Après la phase d'infection, lors de la phase chronique d'infection, la bactérie se multiplie peu, est capable d'échapper au système immunitaire (en distançant les globules blancs) ou en s'enkystant avant de créer un nouveau foyer d'infection dans un autre organe quelques mois ou années plus tard.
Test de dépistage et de confirmation (In vitro)
Le test de dépistage est souvent immunoenzymatique (méthode considérée comme plus fiable que les dépistages par immunofluorescence indirecte ou hémagglutination indirecte ; les deux dernières méthodes étant jugées d'interprétation plus subjective). Le premier test est donc généralement un test Elisa (rapide et peu couteux), mais avec de faux-négatifs ou de faux-positifs possibles.
Le test de confirmation est le plus souvent un Western Blot, si possible effectué sur un sérum frais, sinon sur un plasma frais, clair et sans hémolyse.
Ce test est plus spécifique et sensible que les test de dépistages, mais plus long dans sa mise en oeuvre. Si les bandelettes sont illisibles mais que les symptômes persistent, un second test doit être fait dans les semaines qui suivent.
Théoriquement, les Western blot aujourd'hui mis sur le marché doivent détecter des protéines communes à différentes borrélies impliquée dans les borrélioses.
La notice des test précise cependant généralement que « Une interprétation négative n'exclut pas la possibilité d'une infection à borrelia » . Des faux positifs sont par ailleurs possible si le malade a été infecté ou co-infecté par d'autres spirochètes (ex : Syphilis, Pian, Pinta, Leptospirose, autres borrélioses, maladies parodontales...) ou suite à d'autres infections telles que fièvre pourpre des Montagnes Rocheuses, virus d'Zpstein-Barr ou cytomégalovirus dont les anticoprs ont une réaction croisée avec B afzelii ou garinii. Des maladies autoimmunes des tissus conjonctifs comme la polyarthrite rhumatoïde ou certaines formes de lupus érythémateux peuvent aussi produire des faux positif, comme d'ailleurs des sujets produisant des anticorps antinucléaires.

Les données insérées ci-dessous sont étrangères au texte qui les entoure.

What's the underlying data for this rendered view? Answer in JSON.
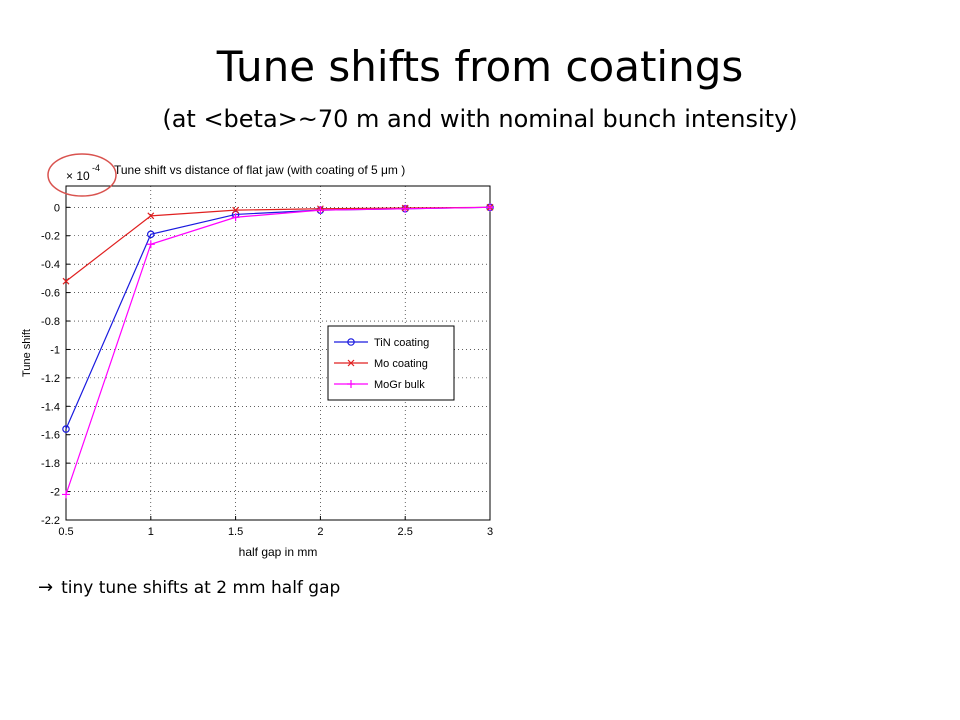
{
  "slide": {
    "title": "Tune shifts from coatings",
    "subtitle": "(at <beta>~70 m and with nominal bunch intensity)",
    "note_arrow": "→",
    "note_text": "tiny tune shifts at 2 mm half gap"
  },
  "colors": {
    "tin": "#1a1adf",
    "mo": "#e02020",
    "mogr": "#ff00ff",
    "annotation_circle": "#d9534f"
  },
  "chart_data": {
    "type": "line",
    "title": "Tune shift vs distance of flat jaw (with coating of 5 μm )",
    "xlabel": "half gap in mm",
    "ylabel": "Tune shift",
    "y_multiplier_base": "× 10",
    "y_multiplier_exp": "-4",
    "xlim": [
      0.5,
      3
    ],
    "ylim": [
      -2.2,
      0.15
    ],
    "xticks": [
      0.5,
      1,
      1.5,
      2,
      2.5,
      3
    ],
    "xtick_labels": [
      "0.5",
      "1",
      "1.5",
      "2",
      "2.5",
      "3"
    ],
    "yticks": [
      0,
      -0.2,
      -0.4,
      -0.6,
      -0.8,
      -1,
      -1.2,
      -1.4,
      -1.6,
      -1.8,
      -2,
      -2.2
    ],
    "ytick_labels": [
      "0",
      "-0.2",
      "-0.4",
      "-0.6",
      "-0.8",
      "-1",
      "-1.2",
      "-1.4",
      "-1.6",
      "-1.8",
      "-2",
      "-2.2"
    ],
    "grid": true,
    "legend_position": "center-right",
    "x": [
      0.5,
      1,
      1.5,
      2,
      2.5,
      3
    ],
    "series": [
      {
        "name": "TiN coating",
        "marker": "circle",
        "color": "#1a1adf",
        "values": [
          -1.56,
          -0.19,
          -0.05,
          -0.02,
          -0.01,
          0.0
        ]
      },
      {
        "name": "Mo coating",
        "marker": "x",
        "color": "#e02020",
        "values": [
          -0.52,
          -0.06,
          -0.02,
          -0.01,
          -0.005,
          0.0
        ]
      },
      {
        "name": "MoGr bulk",
        "marker": "plus",
        "color": "#ff00ff",
        "values": [
          -2.02,
          -0.26,
          -0.07,
          -0.02,
          -0.01,
          0.0
        ]
      }
    ]
  }
}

Une PCR (qui détecte l'ADN de la borrélie, après amplification de ce dernier et grâce à une « sonde » spécifique) est également possible (sur prélèvement de liquide cérébrospinal ou synovial en général). Enfin, une culture directe des spirochètes peut être faite (mais si elle démontre la présence du spirochète, elle n'en établit pas l'espèce.